Ensemble-Based Data Assimilation for Material Model Characterization in High-Velocity Impact
Rong Jin, Guangyao Wang, Xingsheng Sun
TL;DR
This work tackles the challenge of calibrating multi-physics material models for high-velocity impact (HVI) from a single test. It proposes an ensemble Kalman filter (EnKF) data-assimilation framework that non-intrusively couples Smoothed Particle Hydrodynamics (SPH) forward simulations with augmented parameter states for Johnson-Cook plasticity, Johnson-Cook fracture, and Mie-Grüneisen EOS, using time-series back-face deflection observations and adaptive covariance inflation. Numerical experiments with synthetic AZ31B plate data show that the framework rapidly recovers sensitive parameters (notably $C$ and $\gamma_0$) within a few iterations when data are rich, while insensitive parameters (e.g., $D_4$) remain poorly identified, underscoring the importance of parameter sensitivity and information content. The study also demonstrates the method’s robustness to moderate observational incompleteness and to substantial prior misspecification, albeit with a drift-then-stall tendency when priors are extreme, and it emphasizes using ensemble spread as a diagnostic of calibration quality. Overall, the EnKF inversion offers a robust, efficient path to uncertainty-aware calibration of HVI material models directly from a single experiment, with clear guidance on data requirements and observability needs, and it sets the stage for extensions to surrogate models and heteroskedastic noise modeling.
Abstract
High-fidelity simulations are essential for understanding and predicting the behavior of materials under high-velocity impact (HVI) in both fundamental research and practical applications.

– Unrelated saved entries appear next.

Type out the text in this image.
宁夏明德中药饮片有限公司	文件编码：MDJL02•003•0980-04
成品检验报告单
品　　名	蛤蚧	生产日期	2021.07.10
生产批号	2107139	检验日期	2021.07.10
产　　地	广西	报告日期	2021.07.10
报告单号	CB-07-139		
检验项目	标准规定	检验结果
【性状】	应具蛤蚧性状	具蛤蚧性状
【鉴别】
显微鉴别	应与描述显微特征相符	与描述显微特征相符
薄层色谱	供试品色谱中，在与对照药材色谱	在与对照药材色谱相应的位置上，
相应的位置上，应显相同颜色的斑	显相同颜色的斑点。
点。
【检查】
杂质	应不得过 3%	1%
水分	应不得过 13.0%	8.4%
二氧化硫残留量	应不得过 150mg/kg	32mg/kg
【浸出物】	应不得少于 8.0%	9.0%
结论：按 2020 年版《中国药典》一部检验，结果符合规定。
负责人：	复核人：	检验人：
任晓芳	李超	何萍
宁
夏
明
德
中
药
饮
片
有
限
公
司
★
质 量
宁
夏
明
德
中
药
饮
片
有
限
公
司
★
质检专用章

However, their accuracy relies on material models and parameters that are traditionally obtained through manual fitting to multiple time- and labor-intensive experiments. This study presents an ensemble-based data assimilation (DA) framework to automatically and simultaneously calibrate plasticity, fracture, and equation of state (EOS) parameters from a single HVI test. The framework integrates Smoothed Particle Hydrodynamics for HVI simulations, the ensemble Kalman filter (EnKF) for parameter refinement, and adaptive covariance inflation to mitigate uncertainty underestimation. The approach is demonstrated using synthetic back-face deflection data from an AZ31B magnesium plate to identify Johnson-Cook plasticity/fracture and Mie-Gruneisen EOS parameters. Test cases with biased initial guesses and limited data show the EnKF-based framework accurately recovers sensitive parameters in few iterations, indicated by a convergent ensemble standard deviation. Conversely, insensitive parameters converge to incorrect values with persistently large standard deviations. Limited observational data can still achieve convergence but requires more iterations. Under extreme prior bias, sensitive parameters may exhibit a drift-then-stall behavior with small residual biases. In practice, the ensemble standard deviation thus provides a diagnostic tool to assess parameter sensitivity and calibration accuracy. This study demonstrates the proposed DA framework is a robust and efficient tool for HVI material model characterization.